Thursday, 10 August 2017

I want to teach in any university, and be a household name in politics – NIJ’s blind graduate


A cursory look at her will not betray the daunting challenge she daily lives with as she walks with a spring in her steps, boisterous, full of life and witty. But lo, Grace Atukpa is Nigerian Institute of Journalism’s fresh blind graduate set to take on the world. BABAJIDE OKEOWO reports for your weekend treat.

Grace Atukpa is a pretty lady with a sound fashion sense, highly intelligent and with high hopes and aspirations. A victim of circumstances, Grace recently graduated from the Nigerian Institute of Journalism, where she did very well despite her challenges.

An indigene of Ogoja in Cross River North Local Government Area of Cross Rivers State wasn’t born blind: fate played a crude one on her at the tender age of 14.

Grace had just finished her senior secondary school examination, written the Joint Admission and Matriculation Board examination which she passed with flying colours, secured admission into the prestigious University of Calabar to study Accounting and was waiting for school to resume when her world came crashing, irretrievably; like a pack of badly arranged cards, Grace became stone blind.

“I was always complaining of headaches some years back, but my step mum always thought would say it was a ploy to avoid house chores.
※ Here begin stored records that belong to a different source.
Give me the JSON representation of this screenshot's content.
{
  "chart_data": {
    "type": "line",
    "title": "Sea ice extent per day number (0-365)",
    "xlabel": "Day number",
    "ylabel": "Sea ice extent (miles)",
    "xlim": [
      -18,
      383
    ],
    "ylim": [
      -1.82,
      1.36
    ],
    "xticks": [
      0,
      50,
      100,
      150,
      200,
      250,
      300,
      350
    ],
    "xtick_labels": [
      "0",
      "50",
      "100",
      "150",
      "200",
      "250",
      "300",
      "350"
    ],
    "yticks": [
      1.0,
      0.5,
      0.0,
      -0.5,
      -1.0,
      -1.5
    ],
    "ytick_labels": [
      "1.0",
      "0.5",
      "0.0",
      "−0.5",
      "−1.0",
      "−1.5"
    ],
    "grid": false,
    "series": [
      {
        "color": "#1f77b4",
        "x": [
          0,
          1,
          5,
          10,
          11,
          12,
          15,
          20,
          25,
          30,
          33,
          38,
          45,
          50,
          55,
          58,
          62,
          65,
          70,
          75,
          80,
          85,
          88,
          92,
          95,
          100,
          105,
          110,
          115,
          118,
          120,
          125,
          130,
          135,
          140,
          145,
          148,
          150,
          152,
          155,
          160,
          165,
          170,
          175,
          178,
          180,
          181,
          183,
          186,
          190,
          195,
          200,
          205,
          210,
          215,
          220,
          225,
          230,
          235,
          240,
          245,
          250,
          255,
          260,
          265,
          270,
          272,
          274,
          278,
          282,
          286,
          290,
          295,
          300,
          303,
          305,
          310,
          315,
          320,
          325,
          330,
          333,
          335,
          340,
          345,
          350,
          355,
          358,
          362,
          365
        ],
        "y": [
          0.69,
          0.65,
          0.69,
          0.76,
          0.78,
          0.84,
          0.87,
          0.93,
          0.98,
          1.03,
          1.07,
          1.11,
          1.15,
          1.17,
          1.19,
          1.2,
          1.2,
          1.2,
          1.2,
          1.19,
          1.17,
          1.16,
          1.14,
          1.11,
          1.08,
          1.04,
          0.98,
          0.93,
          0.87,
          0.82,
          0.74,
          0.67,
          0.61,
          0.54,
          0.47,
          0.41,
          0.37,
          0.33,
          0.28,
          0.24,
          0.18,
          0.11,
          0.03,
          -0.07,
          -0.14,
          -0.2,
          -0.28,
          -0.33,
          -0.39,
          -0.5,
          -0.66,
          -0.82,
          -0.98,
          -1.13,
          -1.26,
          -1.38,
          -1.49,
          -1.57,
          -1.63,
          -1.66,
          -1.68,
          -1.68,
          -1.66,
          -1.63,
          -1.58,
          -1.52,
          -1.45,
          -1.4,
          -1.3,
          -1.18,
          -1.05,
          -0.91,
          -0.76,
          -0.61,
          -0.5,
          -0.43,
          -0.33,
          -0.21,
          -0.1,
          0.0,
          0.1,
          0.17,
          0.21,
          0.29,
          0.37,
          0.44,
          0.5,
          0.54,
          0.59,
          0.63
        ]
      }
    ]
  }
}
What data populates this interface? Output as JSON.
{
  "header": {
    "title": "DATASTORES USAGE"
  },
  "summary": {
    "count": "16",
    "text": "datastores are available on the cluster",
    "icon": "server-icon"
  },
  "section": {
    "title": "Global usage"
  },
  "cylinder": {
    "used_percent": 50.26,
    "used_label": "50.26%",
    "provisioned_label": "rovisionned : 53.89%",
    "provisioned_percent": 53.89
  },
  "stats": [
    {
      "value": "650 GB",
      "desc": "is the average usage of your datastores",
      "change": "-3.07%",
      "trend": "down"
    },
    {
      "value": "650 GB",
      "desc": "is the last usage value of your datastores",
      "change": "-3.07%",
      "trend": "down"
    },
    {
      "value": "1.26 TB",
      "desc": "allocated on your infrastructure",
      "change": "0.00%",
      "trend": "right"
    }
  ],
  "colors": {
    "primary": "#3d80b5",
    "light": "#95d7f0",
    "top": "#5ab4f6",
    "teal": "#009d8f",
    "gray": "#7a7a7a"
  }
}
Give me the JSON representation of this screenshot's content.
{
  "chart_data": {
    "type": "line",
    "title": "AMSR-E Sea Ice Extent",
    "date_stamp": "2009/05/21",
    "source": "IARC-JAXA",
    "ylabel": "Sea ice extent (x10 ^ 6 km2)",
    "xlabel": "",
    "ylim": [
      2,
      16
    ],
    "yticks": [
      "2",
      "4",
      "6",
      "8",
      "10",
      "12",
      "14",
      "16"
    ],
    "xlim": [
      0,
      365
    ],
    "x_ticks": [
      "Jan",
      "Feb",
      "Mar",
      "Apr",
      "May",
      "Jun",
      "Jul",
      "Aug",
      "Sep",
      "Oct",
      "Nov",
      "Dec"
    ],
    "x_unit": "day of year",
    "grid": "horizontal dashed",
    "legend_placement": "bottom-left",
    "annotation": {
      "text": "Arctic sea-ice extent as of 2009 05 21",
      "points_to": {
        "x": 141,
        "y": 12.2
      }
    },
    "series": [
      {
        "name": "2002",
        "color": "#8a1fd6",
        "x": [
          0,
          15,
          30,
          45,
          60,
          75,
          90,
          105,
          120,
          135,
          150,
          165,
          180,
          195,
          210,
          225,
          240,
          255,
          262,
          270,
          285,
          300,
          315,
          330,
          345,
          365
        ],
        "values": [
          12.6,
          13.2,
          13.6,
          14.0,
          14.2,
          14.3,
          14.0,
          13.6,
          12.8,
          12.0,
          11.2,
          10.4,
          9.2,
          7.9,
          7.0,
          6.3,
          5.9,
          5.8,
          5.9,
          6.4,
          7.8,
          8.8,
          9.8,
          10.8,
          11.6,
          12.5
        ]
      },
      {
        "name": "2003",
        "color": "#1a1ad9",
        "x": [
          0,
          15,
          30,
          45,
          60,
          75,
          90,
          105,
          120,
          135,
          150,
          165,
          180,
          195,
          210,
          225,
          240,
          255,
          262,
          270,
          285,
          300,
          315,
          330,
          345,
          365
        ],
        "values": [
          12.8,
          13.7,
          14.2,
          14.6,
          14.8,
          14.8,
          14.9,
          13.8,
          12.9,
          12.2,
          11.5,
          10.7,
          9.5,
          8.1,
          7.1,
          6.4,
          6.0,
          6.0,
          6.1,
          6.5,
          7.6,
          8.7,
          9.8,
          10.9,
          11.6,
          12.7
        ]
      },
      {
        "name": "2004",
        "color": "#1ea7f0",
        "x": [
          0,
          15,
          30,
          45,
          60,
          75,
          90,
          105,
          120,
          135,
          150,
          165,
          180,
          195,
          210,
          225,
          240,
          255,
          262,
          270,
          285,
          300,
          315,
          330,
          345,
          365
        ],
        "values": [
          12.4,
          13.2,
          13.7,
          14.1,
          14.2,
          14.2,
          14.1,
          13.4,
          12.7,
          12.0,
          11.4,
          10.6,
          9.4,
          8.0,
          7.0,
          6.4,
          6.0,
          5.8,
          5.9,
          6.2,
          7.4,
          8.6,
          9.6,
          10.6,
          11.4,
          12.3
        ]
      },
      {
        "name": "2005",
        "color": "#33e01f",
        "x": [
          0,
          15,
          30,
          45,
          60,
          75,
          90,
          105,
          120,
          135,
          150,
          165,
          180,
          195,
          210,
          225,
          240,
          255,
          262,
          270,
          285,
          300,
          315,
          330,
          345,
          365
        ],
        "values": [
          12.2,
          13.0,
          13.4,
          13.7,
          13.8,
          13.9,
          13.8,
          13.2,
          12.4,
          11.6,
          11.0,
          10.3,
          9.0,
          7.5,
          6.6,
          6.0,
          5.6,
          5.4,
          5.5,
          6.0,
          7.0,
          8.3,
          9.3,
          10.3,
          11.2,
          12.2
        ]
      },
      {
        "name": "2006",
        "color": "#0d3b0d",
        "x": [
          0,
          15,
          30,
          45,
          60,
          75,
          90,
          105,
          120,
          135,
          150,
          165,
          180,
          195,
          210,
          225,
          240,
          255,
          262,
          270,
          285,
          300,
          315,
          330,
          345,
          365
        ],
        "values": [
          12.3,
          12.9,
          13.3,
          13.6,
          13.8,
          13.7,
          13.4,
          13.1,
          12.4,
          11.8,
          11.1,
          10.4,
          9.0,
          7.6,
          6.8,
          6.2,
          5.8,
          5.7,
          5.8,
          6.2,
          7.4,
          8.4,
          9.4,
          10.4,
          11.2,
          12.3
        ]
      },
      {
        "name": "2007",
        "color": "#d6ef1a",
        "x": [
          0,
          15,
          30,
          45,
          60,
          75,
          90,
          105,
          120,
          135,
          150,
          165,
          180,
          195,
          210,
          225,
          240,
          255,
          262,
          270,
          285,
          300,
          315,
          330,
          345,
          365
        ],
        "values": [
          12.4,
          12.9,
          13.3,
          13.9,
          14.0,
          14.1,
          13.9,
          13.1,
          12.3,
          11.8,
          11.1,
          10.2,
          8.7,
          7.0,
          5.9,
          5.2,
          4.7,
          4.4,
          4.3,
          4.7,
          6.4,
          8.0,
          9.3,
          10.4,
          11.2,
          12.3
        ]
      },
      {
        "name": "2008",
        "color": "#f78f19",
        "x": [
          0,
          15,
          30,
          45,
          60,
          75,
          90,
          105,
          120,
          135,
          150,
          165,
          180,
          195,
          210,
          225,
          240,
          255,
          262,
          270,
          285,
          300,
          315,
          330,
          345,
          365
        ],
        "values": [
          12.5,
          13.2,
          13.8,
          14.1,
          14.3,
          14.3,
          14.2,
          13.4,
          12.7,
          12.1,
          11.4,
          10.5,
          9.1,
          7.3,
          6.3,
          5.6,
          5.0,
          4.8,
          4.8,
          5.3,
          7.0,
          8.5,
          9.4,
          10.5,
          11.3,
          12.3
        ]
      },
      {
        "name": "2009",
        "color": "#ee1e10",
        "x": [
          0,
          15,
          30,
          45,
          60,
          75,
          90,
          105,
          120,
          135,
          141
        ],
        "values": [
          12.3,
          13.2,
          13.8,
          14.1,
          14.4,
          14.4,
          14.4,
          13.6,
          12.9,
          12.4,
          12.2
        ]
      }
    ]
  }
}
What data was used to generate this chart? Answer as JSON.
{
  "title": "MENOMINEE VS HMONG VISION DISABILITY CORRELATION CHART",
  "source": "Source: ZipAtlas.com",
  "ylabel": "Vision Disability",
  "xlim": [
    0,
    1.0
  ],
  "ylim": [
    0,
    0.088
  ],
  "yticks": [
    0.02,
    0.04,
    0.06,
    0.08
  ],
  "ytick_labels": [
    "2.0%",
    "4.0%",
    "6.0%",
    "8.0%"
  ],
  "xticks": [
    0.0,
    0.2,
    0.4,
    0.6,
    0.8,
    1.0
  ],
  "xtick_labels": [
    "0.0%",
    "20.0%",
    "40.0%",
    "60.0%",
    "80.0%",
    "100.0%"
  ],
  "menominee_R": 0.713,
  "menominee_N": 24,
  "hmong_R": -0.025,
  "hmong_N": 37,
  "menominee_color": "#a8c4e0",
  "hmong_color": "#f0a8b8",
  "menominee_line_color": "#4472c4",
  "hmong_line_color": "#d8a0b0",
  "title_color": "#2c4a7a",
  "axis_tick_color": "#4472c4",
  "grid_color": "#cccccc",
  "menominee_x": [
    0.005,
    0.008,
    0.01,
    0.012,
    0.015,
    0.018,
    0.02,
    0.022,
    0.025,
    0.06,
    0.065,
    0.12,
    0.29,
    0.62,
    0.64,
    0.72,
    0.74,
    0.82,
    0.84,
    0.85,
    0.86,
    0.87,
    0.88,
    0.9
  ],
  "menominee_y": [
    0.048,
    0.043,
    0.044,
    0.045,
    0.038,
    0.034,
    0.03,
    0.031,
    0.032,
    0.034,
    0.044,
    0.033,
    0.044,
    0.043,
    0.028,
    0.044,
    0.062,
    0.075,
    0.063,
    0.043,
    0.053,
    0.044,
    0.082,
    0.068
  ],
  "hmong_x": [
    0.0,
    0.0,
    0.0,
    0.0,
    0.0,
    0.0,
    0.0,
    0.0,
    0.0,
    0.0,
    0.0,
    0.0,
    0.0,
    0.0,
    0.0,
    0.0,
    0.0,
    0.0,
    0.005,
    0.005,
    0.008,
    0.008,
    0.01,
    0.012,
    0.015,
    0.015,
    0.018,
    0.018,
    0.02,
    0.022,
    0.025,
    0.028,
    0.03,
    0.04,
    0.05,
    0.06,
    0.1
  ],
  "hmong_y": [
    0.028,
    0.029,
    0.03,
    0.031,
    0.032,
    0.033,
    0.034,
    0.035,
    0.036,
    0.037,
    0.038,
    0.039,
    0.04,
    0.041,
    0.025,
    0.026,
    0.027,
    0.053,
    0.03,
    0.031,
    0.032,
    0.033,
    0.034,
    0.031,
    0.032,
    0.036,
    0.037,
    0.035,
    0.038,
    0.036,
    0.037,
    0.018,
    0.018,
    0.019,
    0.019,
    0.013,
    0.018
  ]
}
She would say, ‘Grace doesn’t want to work, she is lazy, she is a drama queen’ and was always quick to rain all sorts of invective on me,” Grace told The Daily Times.

When it became obvious that she wasn’t pretending, Grace was taken to see a doctor who diagnosed her of being short sighted and prescribed some drugs with the assurance that all would soon be well.

Instead of getting better, Grace’s health deteriorated further and she had to pay the doctor another visit. After series of tests, the doctor changed the story and said she was suffering from Cataracts, and that she needed to undergo a surgery that would cost some N30,000. That was a huge sum for her family over a decade ago, yet after spending this sum on the operation, the situation still did not improve.

At this point, it became obvious that something serious was happening to Grace. Her godmother, Dr. Sandra Achums, who also doubled as a big sister to Grace’s mother, stepped in and went looking for solution.

The quest eventually took Grace to an eye specialist who diagnosed her of advanced level Glaucoma; (a degenerative eye condition), and that all the wrong treatment and surgery had made her case irreversible.

Thus began young Grace’s journey into perpetual darkness.

Few years after she became blind, her mother who had hitherto been her pillar of support passed on, leaving Grace alone, heartbroken in a cold world.

Her father who should also have been there for her too, in the course of her challenge, lost faith in her and took to his heels, leaving the poor little girl alone. As if that wasn’t enough, Grace and her younger brother were chased out of the house her mother left behind. For Grace, it was double jeopardy.

“I practically cried for death. I couldn’t eat, I couldn’t drink water. It was a dark period in my life. The will to live was not there anymore” she told The Daily Times.

Just then, divine intervention knocked on her door.

“One day, my brother came to meet me in the balcony of Dr. Sandra Achum’s house because that was where we were living immediately after my mother died and her family chased us out of our mother’s house. He cried and hugged me, and said, ‘look, we have lost our mum, I can’t afford to lose you as well; you are the only one I have left in this world.”

That brotherly love jolted her back to life and gave her reasons to continue living. Then she heard about Pacelli School for the Blind. Initially, she wasn’t aware of the availability of any special school for the blind.

If she and her parents, particularly her mother while alive, had been aware of the existence of such a school, she might not have stayed that long at home without any formal education.